The Martha and Kmart Partnership

In 1987, when Martha Stewart joined Kmart as the company's spokesperson, the store was the nation's biggest discount chain with sales of $23.99 billion. Ten years later, Kmart introduced Martha's Everyday Collection. A 1997 Time article reported that the collection offered "Kmart's shoppers (median income: $35,000) the kind of items that Martha might buy, at an affordable price." The collection consisted of bed and bath fashions and a 256-color paint line. Later, the collection expanded to include such items as garden tools, patio furniture, live plants and seeds, houseware essentials, storage helpers and organizers, and home decorating products.

The relationship between Stewart and Kmart became strained after the company filed for bankruptcy in 2002. The celebrity and the discount retailer agreed, however, that as long as Kmart was able to pay Stewart's company for the products it sold, Stewart's contract would extend until 2008. To show her support and boost sales, Stewart appeared in a TV commercial directed by Spike Lee (1957-). The "Stuff of Life" ad, which aired in May 2002, promoted Stewart's Everyday product line and urged viewers to go to Kmart.

A few months later, Kmart reported a $2.4 billion loss from the previous year and an additional $1 billion loss for a five-week period ending May 1, 2002. "The challenge is tougher than ever," said Keith Naughton, author of a 2002 Newsweek article, "now that Kmart's identity crisis … has morphed into a financial crisis." But troubles only got worse. In May, the FBI announced that it was investigating the company for "possible criminal violations." Many of Kmart's former management team were also being investigated.

Discount shoppers navigate the newly renovated aisles of the brighter Super Kmart store. Reproduced by permission of AP/Wide World Photos.
Discount shoppers navigate the newly renovated aisles of the brighter Super Kmart store.
Reproduced by permission of AP/Wide World Photos.

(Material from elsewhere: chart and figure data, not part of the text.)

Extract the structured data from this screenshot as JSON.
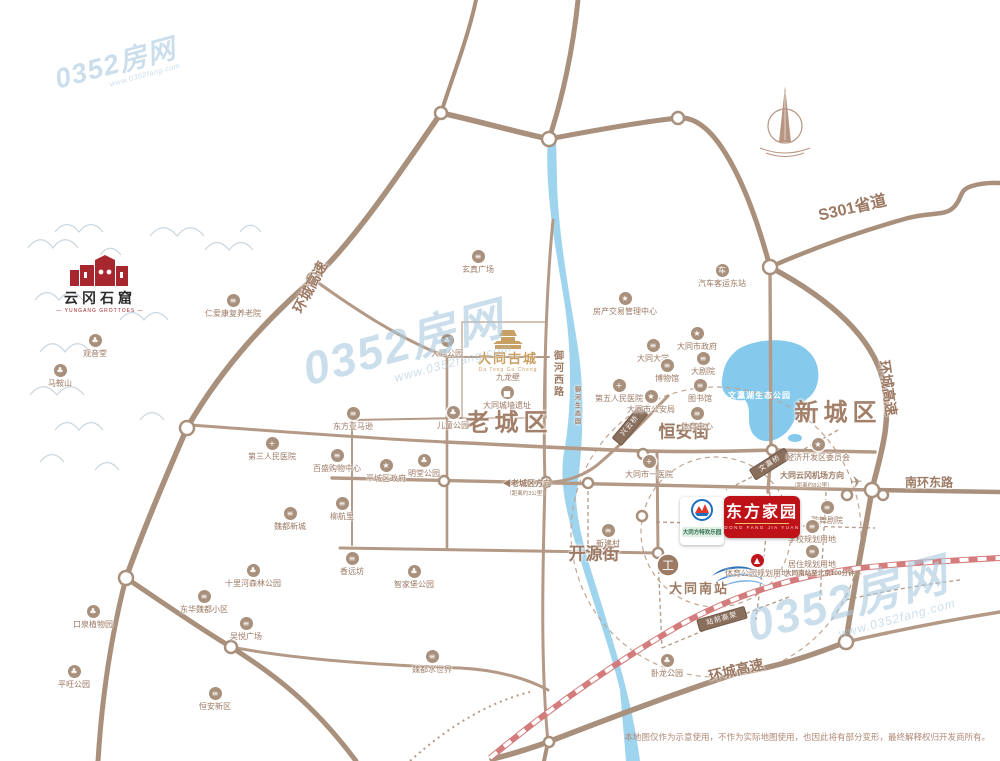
{
  "watermark": {
    "text": "0352房网",
    "url": "www.0352fang.com"
  },
  "watermarks": [
    {
      "x": 52,
      "y": 66,
      "s": 0.6
    },
    {
      "x": 298,
      "y": 348,
      "s": 1
    },
    {
      "x": 742,
      "y": 604,
      "s": 1
    }
  ],
  "logos": {
    "yungang": {
      "title": "云冈石窟",
      "subtitle": "— YUNGANG GROTTOES —"
    },
    "gucheng": {
      "title": "大同古城",
      "pinyin": "Da Tong Gu Cheng"
    },
    "dongfang": {
      "title": "东方家园",
      "pinyin": "DONG FANG JIA YUAN"
    },
    "fangte": {
      "title": "大同方特欢乐园"
    },
    "south_station": {
      "title": "大同南站"
    }
  },
  "districts": [
    {
      "label": "老城区",
      "x": 509,
      "y": 420,
      "size": 24
    },
    {
      "label": "新城区",
      "x": 838,
      "y": 410,
      "size": 24
    }
  ],
  "road_labels": [
    {
      "label": "S301省道",
      "x": 852,
      "y": 206,
      "rot": -13,
      "size": 16
    },
    {
      "label": "环城高速",
      "x": 310,
      "y": 287,
      "rot": -62,
      "size": 14
    },
    {
      "label": "环城高速",
      "x": 888,
      "y": 388,
      "rot": 82,
      "size": 14
    },
    {
      "label": "环城高速",
      "x": 736,
      "y": 670,
      "rot": -13,
      "size": 14
    },
    {
      "label": "南环东路",
      "x": 929,
      "y": 482,
      "rot": 0,
      "size": 12
    },
    {
      "label": "恒安街",
      "x": 684,
      "y": 430,
      "rot": 0,
      "size": 17
    },
    {
      "label": "开源街",
      "x": 594,
      "y": 552,
      "rot": 0,
      "size": 17
    },
    {
      "label": "御河西路",
      "x": 557,
      "y": 374,
      "rot": 0,
      "size": 10,
      "vertical": true
    },
    {
      "label": "御河生态园",
      "x": 577,
      "y": 406,
      "rot": 0,
      "size": 6,
      "vertical": true
    }
  ],
  "bridges": [
    {
      "label": "兴云桥",
      "x": 630,
      "y": 426,
      "rot": -50
    },
    {
      "label": "文瀛桥",
      "x": 770,
      "y": 464,
      "rot": -32
    },
    {
      "label": "站前高架",
      "x": 722,
      "y": 619,
      "rot": -16
    }
  ],
  "lake_label": "文瀛湖生态公园",
  "pois": [
    {
      "label": "观音堂",
      "x": 95,
      "y": 334,
      "g": "park"
    },
    {
      "label": "马鞍山",
      "x": 60,
      "y": 364,
      "g": "park"
    },
    {
      "label": "仁爱康复养老院",
      "x": 233,
      "y": 294,
      "g": "bld"
    },
    {
      "label": "玄真广场",
      "x": 478,
      "y": 250,
      "g": "bld"
    },
    {
      "label": "大同公园",
      "x": 447,
      "y": 334,
      "g": "park"
    },
    {
      "label": "儿童公园",
      "x": 453,
      "y": 406,
      "g": "park"
    },
    {
      "label": "东方亚马逊",
      "x": 353,
      "y": 407,
      "g": "bld"
    },
    {
      "label": "第三人民医院",
      "x": 272,
      "y": 437,
      "g": "hosp"
    },
    {
      "label": "百盛购物中心",
      "x": 337,
      "y": 449,
      "g": "bld"
    },
    {
      "label": "明堂公园",
      "x": 424,
      "y": 454,
      "g": "park"
    },
    {
      "label": "平城区政府",
      "x": 386,
      "y": 459,
      "g": "gov"
    },
    {
      "label": "柳航里",
      "x": 342,
      "y": 497,
      "g": "bld"
    },
    {
      "label": "魏都新城",
      "x": 290,
      "y": 507,
      "g": "bld"
    },
    {
      "label": "香远坊",
      "x": 352,
      "y": 552,
      "g": "bld"
    },
    {
      "label": "智家堡公园",
      "x": 414,
      "y": 565,
      "g": "park"
    },
    {
      "label": "十里河森林公园",
      "x": 253,
      "y": 564,
      "g": "park"
    },
    {
      "label": "东华魏都小区",
      "x": 204,
      "y": 590,
      "g": "bld"
    },
    {
      "label": "吴悦广场",
      "x": 246,
      "y": 617,
      "g": "bld"
    },
    {
      "label": "口泉植物园",
      "x": 93,
      "y": 605,
      "g": "park"
    },
    {
      "label": "平旺公园",
      "x": 74,
      "y": 665,
      "g": "park"
    },
    {
      "label": "恒安新区",
      "x": 215,
      "y": 687,
      "g": "bld"
    },
    {
      "label": "魏都水世界",
      "x": 432,
      "y": 650,
      "g": "bld"
    },
    {
      "label": "卧龙公园",
      "x": 667,
      "y": 654,
      "g": "park"
    },
    {
      "label": "汽车客运东站",
      "x": 722,
      "y": 264,
      "g": "bus"
    },
    {
      "label": "房产交易管理中心",
      "x": 625,
      "y": 292,
      "g": "gov",
      "wrap": 66
    },
    {
      "label": "大同市政府",
      "x": 697,
      "y": 327,
      "g": "gov"
    },
    {
      "label": "大同大学",
      "x": 653,
      "y": 339,
      "g": "bld"
    },
    {
      "label": "博物馆",
      "x": 667,
      "y": 359,
      "g": "bld"
    },
    {
      "label": "大剧院",
      "x": 703,
      "y": 352,
      "g": "bld"
    },
    {
      "label": "图书馆",
      "x": 700,
      "y": 379,
      "g": "bld"
    },
    {
      "label": "第五人民医院",
      "x": 619,
      "y": 379,
      "g": "hosp",
      "wrap": 56
    },
    {
      "label": "大同市公安局",
      "x": 651,
      "y": 390,
      "g": "gov",
      "wrap": 56
    },
    {
      "label": "体育中心",
      "x": 697,
      "y": 407,
      "g": "bld"
    },
    {
      "label": "大同市一医院",
      "x": 649,
      "y": 455,
      "g": "hosp"
    },
    {
      "label": "经济开发区委员会",
      "x": 818,
      "y": 438,
      "g": "gov",
      "wrap": 66
    },
    {
      "label": "歌舞剧院",
      "x": 827,
      "y": 501,
      "g": "bld"
    },
    {
      "label": "学校规划用地",
      "x": 812,
      "y": 520,
      "g": "bld",
      "wrap": 48
    },
    {
      "label": "居住规划用地",
      "x": 812,
      "y": 545,
      "g": "bld",
      "wrap": 48
    },
    {
      "label": "新建村",
      "x": 608,
      "y": 524,
      "g": "bld"
    },
    {
      "label": "九龙壁",
      "x": 508,
      "y": 371,
      "g": "none"
    },
    {
      "label": "大同城墙遗址",
      "x": 507,
      "y": 386,
      "g": "wall"
    },
    {
      "label": "体育公园规划用地",
      "x": 757,
      "y": 554,
      "g": "stadium"
    }
  ],
  "notes": [
    {
      "label": "◀老城区方向",
      "sub": "（距离约3公里）",
      "x": 527,
      "y": 478,
      "size": 8
    },
    {
      "label": "大同云冈机场方向",
      "sub": "（距离约8公里）",
      "x": 812,
      "y": 470,
      "size": 8,
      "icon": "✈",
      "ix": 850,
      "iy": 473
    },
    {
      "label": "大同南站至北京100分钟 →",
      "x": 824,
      "y": 567,
      "size": 6.5
    }
  ],
  "disclaimer": "本地图仅作为示意使用，不作为实际地图使用，也因此将有部分变形，最终解释权归开发商所有。",
  "colors": {
    "road": "#a8907c",
    "road_light": "#c3ab99",
    "river": "#9fd4ee",
    "lake": "#85c9ec",
    "label": "#9c7a64",
    "brand_red": "#bf1218",
    "rail": "#d47c7c",
    "watermark": "#a9c9df"
  }
}
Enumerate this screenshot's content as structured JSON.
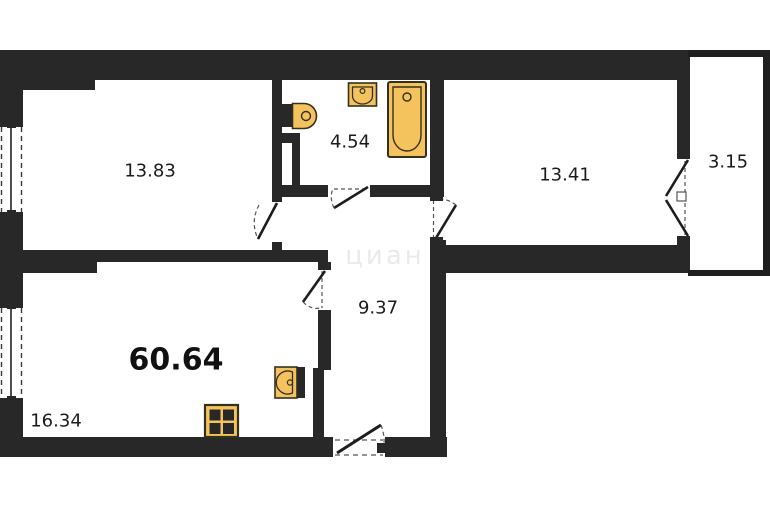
{
  "plan": {
    "title": "apartment-floor-plan",
    "total_area": "60.64",
    "rooms": [
      {
        "name": "living-room",
        "area": "13.83"
      },
      {
        "name": "bathroom",
        "area": "4.54"
      },
      {
        "name": "bedroom",
        "area": "13.41"
      },
      {
        "name": "balcony",
        "area": "3.15"
      },
      {
        "name": "hallway",
        "area": "9.37"
      },
      {
        "name": "kitchen",
        "area": "16.34"
      }
    ],
    "watermark": "циан",
    "fixtures": [
      "toilet-icon",
      "washbasin-icon",
      "bathtub-icon",
      "kitchen-sink-icon",
      "stove-icon"
    ],
    "colors": {
      "wall": "#282828",
      "fixture_fill": "#f5c35e",
      "fixture_stroke": "#33301f",
      "background": "#ffffff"
    }
  }
}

That same month CEO Charles Conaway was replaced by James B. Adamson, and as of June 2002, the company continued to undergo reorganization. Adamson and other Kmart executives remained hopeful and projected a revival for the company by spring 2004. According to Adamson in Supermarket News, "While there is still much hard work ahead, we are pleased with the progress we are making in addressing in-stock levels, customer service and store traffic."